The consolidated schema was built entirely from true negative statements. The raw input is not on the job row: true. It is not stored on the task: also true. Review is a machine for checking statements, and every statement on the page passed, because nothing on the page was false. The only question that fails is then where is it? – and nothing on a page of true statements prompts anyone to ask. Absence composes without contradiction.
§The same operation
The design wasn’t fundamentally broken. The documents were amended the same day, and the fix merged the next morning – a new migration rather than a quiet edit to the shipped one, because rewriting history felt worse than admitting to it – and the checking changed shape. The gap in the process had been a missing kind of verification: not review the statements but trace the data – take every piece of information the system accepts and follow it to the place it rests, a conservation law for the design. Removals now carry a record of where the data goes instead, so two rationales can’t point at each other without someone noticing. I hold all of this honestly: they’re checklists. They narrow the gap without closing it, because the underlying problem – reasoning globally over documents too large to hold in one context – is not one I’ve solved.
Which is what the paper handed back to me, months later. The omission it measures in memory systems updating what they know had the same shape as the mistake I walked into by hand: the update remained plausible while the memory it was meant to preserve disappeared.
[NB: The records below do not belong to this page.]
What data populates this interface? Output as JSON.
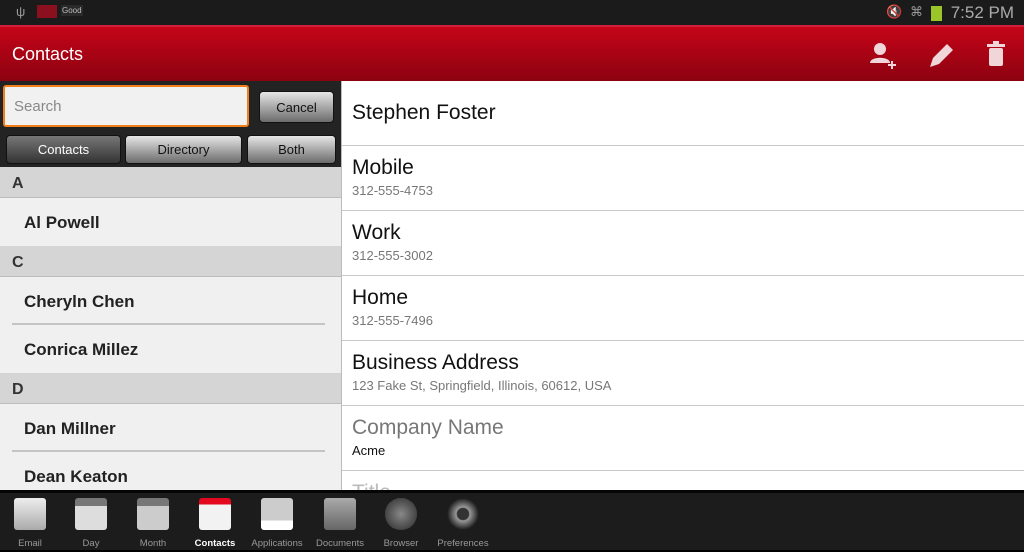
{
  "status_bar": {
    "time": "7:52 PM",
    "notification_badge": "Good",
    "icons": [
      "usb-icon",
      "app-notification-icon",
      "mute-icon",
      "wifi-icon",
      "battery-icon"
    ]
  },
  "header": {
    "title": "Contacts",
    "actions": [
      "add-contact",
      "edit",
      "delete"
    ]
  },
  "search": {
    "placeholder": "Search",
    "value": "",
    "cancel_label": "Cancel"
  },
  "filters": [
    {
      "label": "Contacts",
      "active": true
    },
    {
      "label": "Directory",
      "active": false
    },
    {
      "label": "Both",
      "active": false
    }
  ],
  "contacts": [
    {
      "section": "A",
      "names": [
        "Al  Powell"
      ]
    },
    {
      "section": "C",
      "names": [
        "Cheryln  Chen",
        "Conrica  Millez"
      ]
    },
    {
      "section": "D",
      "names": [
        "Dan  Millner",
        "Dean  Keaton"
      ]
    }
  ],
  "detail": {
    "name": "Stephen Foster",
    "fields": [
      {
        "label": "Mobile",
        "value": "312-555-4753"
      },
      {
        "label": "Work",
        "value": "312-555-3002"
      },
      {
        "label": "Home",
        "value": "312-555-7496"
      },
      {
        "label": "Business Address",
        "value": "123 Fake St, Springfield, Illinois, 60612, USA"
      },
      {
        "label": "Company Name",
        "value": "Acme"
      },
      {
        "label": "Title",
        "value": ""
      }
    ]
  },
  "nav": [
    {
      "label": "Email",
      "icon": "email-icon"
    },
    {
      "label": "Day",
      "icon": "day-calendar-icon"
    },
    {
      "label": "Month",
      "icon": "month-calendar-icon"
    },
    {
      "label": "Contacts",
      "icon": "contacts-card-icon",
      "active": true
    },
    {
      "label": "Applications",
      "icon": "shopping-bag-icon"
    },
    {
      "label": "Documents",
      "icon": "folder-icon"
    },
    {
      "label": "Browser",
      "icon": "globe-icon"
    },
    {
      "label": "Preferences",
      "icon": "gears-icon"
    }
  ],
  "colors": {
    "accent": "#c50418",
    "search_focus": "#f07e1a"
  }
}
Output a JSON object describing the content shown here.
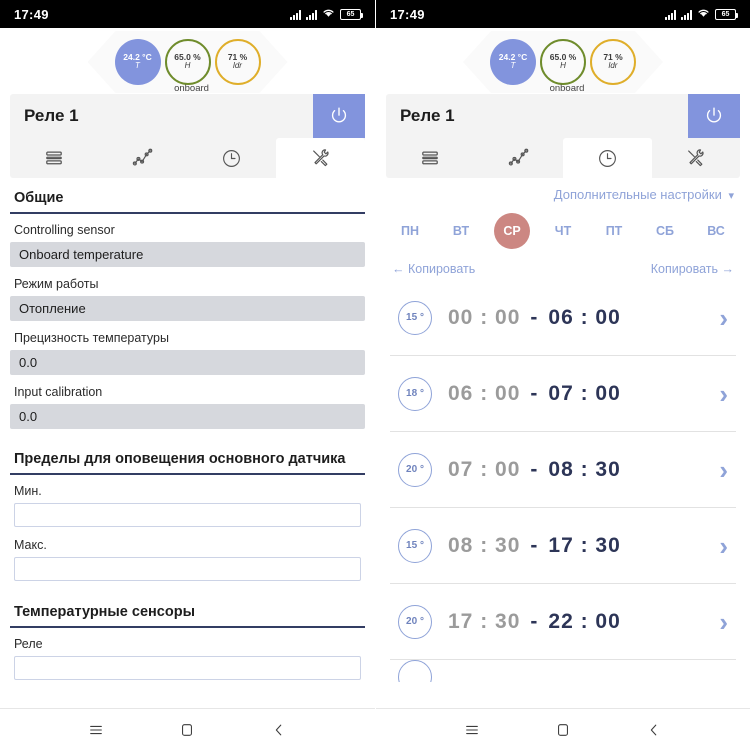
{
  "statusbar": {
    "time": "17:49",
    "battery_level": "65",
    "icons": [
      "signal-icon",
      "signal-icon",
      "wifi-icon",
      "battery-icon"
    ]
  },
  "sensors": {
    "label": "onboard",
    "gauges": [
      {
        "value": "24.2 °C",
        "unit": "T",
        "style": "filled",
        "color": "#8294dd"
      },
      {
        "value": "65.0 %",
        "unit": "H",
        "style": "ring-green",
        "color": "#6f8c2c"
      },
      {
        "value": "71 %",
        "unit": "ldr",
        "style": "ring-yellow",
        "color": "#dfae2a"
      }
    ]
  },
  "card": {
    "title": "Реле 1",
    "power_icon": "power-icon",
    "power_color": "#8294dd",
    "tabs": [
      {
        "name": "tab-list",
        "icon": "list-icon"
      },
      {
        "name": "tab-chart",
        "icon": "chart-line-icon"
      },
      {
        "name": "tab-schedule",
        "icon": "clock-icon"
      },
      {
        "name": "tab-settings",
        "icon": "tools-icon"
      }
    ],
    "left_active_tab": 3,
    "right_active_tab": 2
  },
  "settings": {
    "section_general": "Общие",
    "controlling_sensor_label": "Controlling sensor",
    "controlling_sensor_value": "Onboard temperature",
    "mode_label": "Режим работы",
    "mode_value": "Отопление",
    "precision_label": "Прецизность температуры",
    "precision_value": "0.0",
    "input_calibration_label": "Input calibration",
    "input_calibration_value": "0.0",
    "section_limits": "Пределы для оповещения основного датчика",
    "min_label": "Мин.",
    "min_value": "",
    "max_label": "Макс.",
    "max_value": "",
    "section_sensors": "Температурные сенсоры",
    "relay_label": "Реле",
    "relay_value": ""
  },
  "schedule": {
    "advanced_label": "Дополнительные настройки",
    "advanced_chevron": "chevron-down-icon",
    "days": [
      {
        "label": "ПН",
        "selected": false
      },
      {
        "label": "ВТ",
        "selected": false
      },
      {
        "label": "СР",
        "selected": true
      },
      {
        "label": "ЧТ",
        "selected": false
      },
      {
        "label": "ПТ",
        "selected": false
      },
      {
        "label": "СБ",
        "selected": false
      },
      {
        "label": "ВС",
        "selected": false
      }
    ],
    "selected_day_color": "#cc8782",
    "copy_left": "← Копировать",
    "copy_right": "Копировать →",
    "rows": [
      {
        "temp": "15 °",
        "start": "00 : 00",
        "dash": "-",
        "end": "06 : 00"
      },
      {
        "temp": "18 °",
        "start": "06 : 00",
        "dash": "-",
        "end": "07 : 00"
      },
      {
        "temp": "20 °",
        "start": "07 : 00",
        "dash": "-",
        "end": "08 : 30"
      },
      {
        "temp": "15 °",
        "start": "08 : 30",
        "dash": "-",
        "end": "17 : 30"
      },
      {
        "temp": "20 °",
        "start": "17 : 30",
        "dash": "-",
        "end": "22 : 00"
      }
    ],
    "row_chevron": "chevron-right-icon"
  },
  "navbar": {
    "items": [
      {
        "name": "recent-apps-icon",
        "glyph": "≡"
      },
      {
        "name": "home-icon",
        "glyph": "▢"
      },
      {
        "name": "back-icon",
        "glyph": "‹"
      }
    ]
  }
}
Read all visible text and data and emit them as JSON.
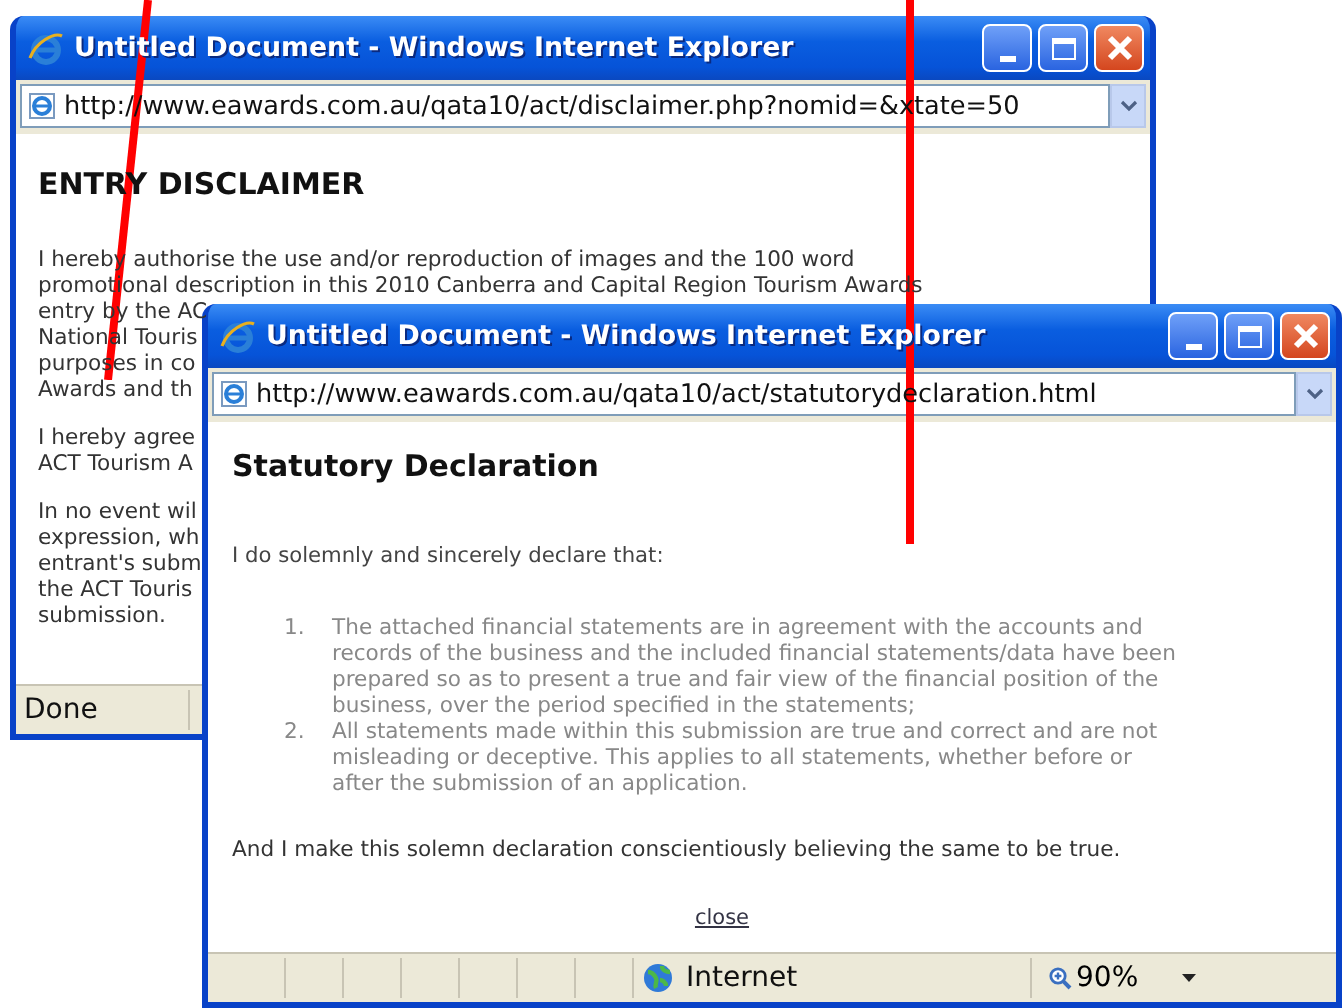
{
  "back_window": {
    "title": "Untitled Document - Windows Internet Explorer",
    "address": "http://www.eawards.com.au/qata10/act/disclaimer.php?nomid=&xtate=50",
    "heading": "ENTRY DISCLAIMER",
    "paragraphs": [
      [
        "I hereby authorise the use and/or reproduction of images and the 100 word",
        "promotional description in this 2010 Canberra and Capital Region Tourism Awards",
        "entry by the AC",
        "National Touris",
        "purposes in co",
        "Awards and th"
      ],
      [
        "I hereby agree",
        "ACT Tourism A"
      ],
      [
        "In no event wil",
        "expression, wh",
        "entrant's subm",
        "the ACT Touris",
        "submission."
      ]
    ],
    "status": "Done"
  },
  "front_window": {
    "title": "Untitled Document - Windows Internet Explorer",
    "address": "http://www.eawards.com.au/qata10/act/statutorydeclaration.html",
    "heading": "Statutory Declaration",
    "intro": "I do solemnly and sincerely declare that:",
    "items": [
      {
        "number": "1.",
        "text": "The attached financial statements are in agreement with the accounts and records of the business and the included financial statements/data have been prepared so as to present a true and fair view of the financial position of the business, over the period specified in the statements;"
      },
      {
        "number": "2.",
        "text": "All statements made within this submission are true and correct and are not misleading or deceptive. This applies to all statements, whether before or after the submission of an application."
      }
    ],
    "closing": "And I make this solemn declaration conscientiously believing the same to be true.",
    "link": "close",
    "zone": "Internet",
    "zoom": "90%"
  }
}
My case had its own mechanism – merge two records, assume each fact is safe because the other copy holds it, and lose the fact both assumptions pointed at. A fact dismissed as redundant in both nodes survives in neither. Reading it felt less like learning something new than being handed the incident report for something that had already happened to me.
Here is where the assignment gets difficult. The tempting reading is that models can’t be trusted with an operation like this; that isn’t the reading I came away with. Strictly, the mistake wasn’t mine – the model of the day held the wrong picture and made the edits – but the trust was mine, and so was the missing check: I’d delegated the merge with no verification that could notice an absence, which left nobody, human or machine, positioned to catch one. The failure mode itself is a deeply human one. People have been losing facts while reconciling documents for as long as there have been two documents to reconcile; I’d have been capable of this mistake with a pen.
The part I keep returning to is why the story can be told at all. Every fact in this post – the date the column entered the design, the session that removed it, the two rationales pointing at each other – exists because the history was kept and could be searched. The consolidated documents were wrong by omission; the trail of how they got that way was not. I’m thinking about consolidation now for a system whose whole job is to remember, and I carry February into every part of it: the merge is where a memory dies quietly, and the history is how you find out it ever lived.